On the other hand, someone like German Chancellor, Angela Merkel, stands out. She is not known for charisma but represents strong, sensible and pragmatic leadership. She not only governs Germany well but is also considered the foremost leader of the European Union.

So what skill sets and abilities then must Tsai foster to meet the needs of Taiwan?

Tsai is no stranger to government. With a doctorate from the London School of Economics, she has served Taiwan in positions like Mainland Affairs Council minister and legislator from the presidency of Lee Teng-hui onward. And it was under her chairmanship that the DPP staged its comeback.

However, the presidency demands a wider range of skills. There, in addition to setting goals, one needs to be versed in the strategy, tactics, vision and coordinated effort that running a nation demands.

These are practical skills and knowledge treated in works like Sun Tzu's Art of War, and Niccolo Machiavelli's The Prince.

Coordinating the many challenges that Tsai faces requires such practical skills. Among the challenges are a flagging economy, pension reform, transitional justice, judicial reform, a belligerent hegemonic neighbor, as well as the many specific and challenging needs of the many groups within Taiwan.

Tsai's government certainly has goals in all of these areas, but how detailed and how prioritized in strategy are they? Are there strategies for each of them and is there an overall plan? This problem is not evident to the public and this is where Tsai and the DPP need to raise their game.

To borrow a military metaphor, in strategy and implementation, Tsai must be a generalissimo leading many divisions, each with its own general and assignments. For reasons of strategy, each national goal and challenge needs its own task force, team or division along with a responsible leader or general. Are things clearly marshaled in that way?

"Division leaders must be able to separate and prioritize the broad long-term goals of end game achievements and the more visible goals of short-term achievements.

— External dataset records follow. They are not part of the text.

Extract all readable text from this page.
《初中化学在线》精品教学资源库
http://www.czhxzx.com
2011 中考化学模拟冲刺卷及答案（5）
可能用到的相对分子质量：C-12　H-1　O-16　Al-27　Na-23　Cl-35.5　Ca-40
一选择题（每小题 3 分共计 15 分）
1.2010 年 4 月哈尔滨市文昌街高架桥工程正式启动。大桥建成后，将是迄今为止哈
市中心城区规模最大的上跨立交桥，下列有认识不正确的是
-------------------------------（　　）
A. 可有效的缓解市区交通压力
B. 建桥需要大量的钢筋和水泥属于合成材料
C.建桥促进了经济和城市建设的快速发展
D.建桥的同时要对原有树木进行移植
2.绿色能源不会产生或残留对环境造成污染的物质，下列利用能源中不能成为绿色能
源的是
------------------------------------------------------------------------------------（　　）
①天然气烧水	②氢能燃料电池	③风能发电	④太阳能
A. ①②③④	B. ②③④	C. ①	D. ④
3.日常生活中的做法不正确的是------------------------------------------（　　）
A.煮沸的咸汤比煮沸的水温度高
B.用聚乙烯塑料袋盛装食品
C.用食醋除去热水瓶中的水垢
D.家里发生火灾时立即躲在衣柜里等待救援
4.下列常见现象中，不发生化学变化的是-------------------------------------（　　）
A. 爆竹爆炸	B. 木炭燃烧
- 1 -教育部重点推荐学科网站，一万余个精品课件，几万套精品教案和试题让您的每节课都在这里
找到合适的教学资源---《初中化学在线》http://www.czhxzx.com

One has the impression that the Tsai government is working on many projects and goals; but how well these are prioritized, coordinated and linked together is not evident or communicated via the media?

In golf there is a saying: You drive for show, but you putt for dough. The many "generals" under Tsai must be able to do both. They can utilize the media as they work to achieve their goals in these two ways. They need to be able to proclaim and demonstrate the ambitious drives for show, but at the same time incorporate and show attention to detail to ensure that the results will be profitable.

Some challenges and goals are long term like that of joining the WHO's World Health Assembly and facing threats from China. They will always be there, as Taiwan does not have control over outside factors, its case can often only be advocated.

Goals need a strategy of alliances and communication to continually chip away at end results while China's hegemony demonstrates itself to the world as it badmouths the Dalai Lama and imprisons booksellers and those who fight for human rights.

The Tsai government has so far deftly avoided kowtowing to China, and maintained Taiwan's de facto independence. That can be done.

When China reduced its tourism to Taiwan, that loss was countered with promotion and increases from other countries.

The economy presents both long and short-term challenges for Tsai's generals. Goal setting needs to be done in each area; benchmarks and priorities in the "new southbound policy" must be established especially as South and Southeast Asia were neglected under the eight years of Ma's presidency.

Alliances also need to be made, both with other nations and within Taiwan. The New Power Party with its galvanizing force is sympathetic to change, and the Taiwan Solidarity Union, while it has no legislative seats can still be courted for background support. They should not be seen as adversaries. In the strategy game, even the media, who always want a story, can be an ally.

Finally, the history of warfare has long demonstrated that staff generals can and should be replaced if they are not up to the job. After one year, Tsai has had time to evaluate her staff and make decisions.

As the DPP looks to the future, Tsai's goals are clear, but her strategies, team building and communication need work. It is time for the DPP and Tsai to raise their game.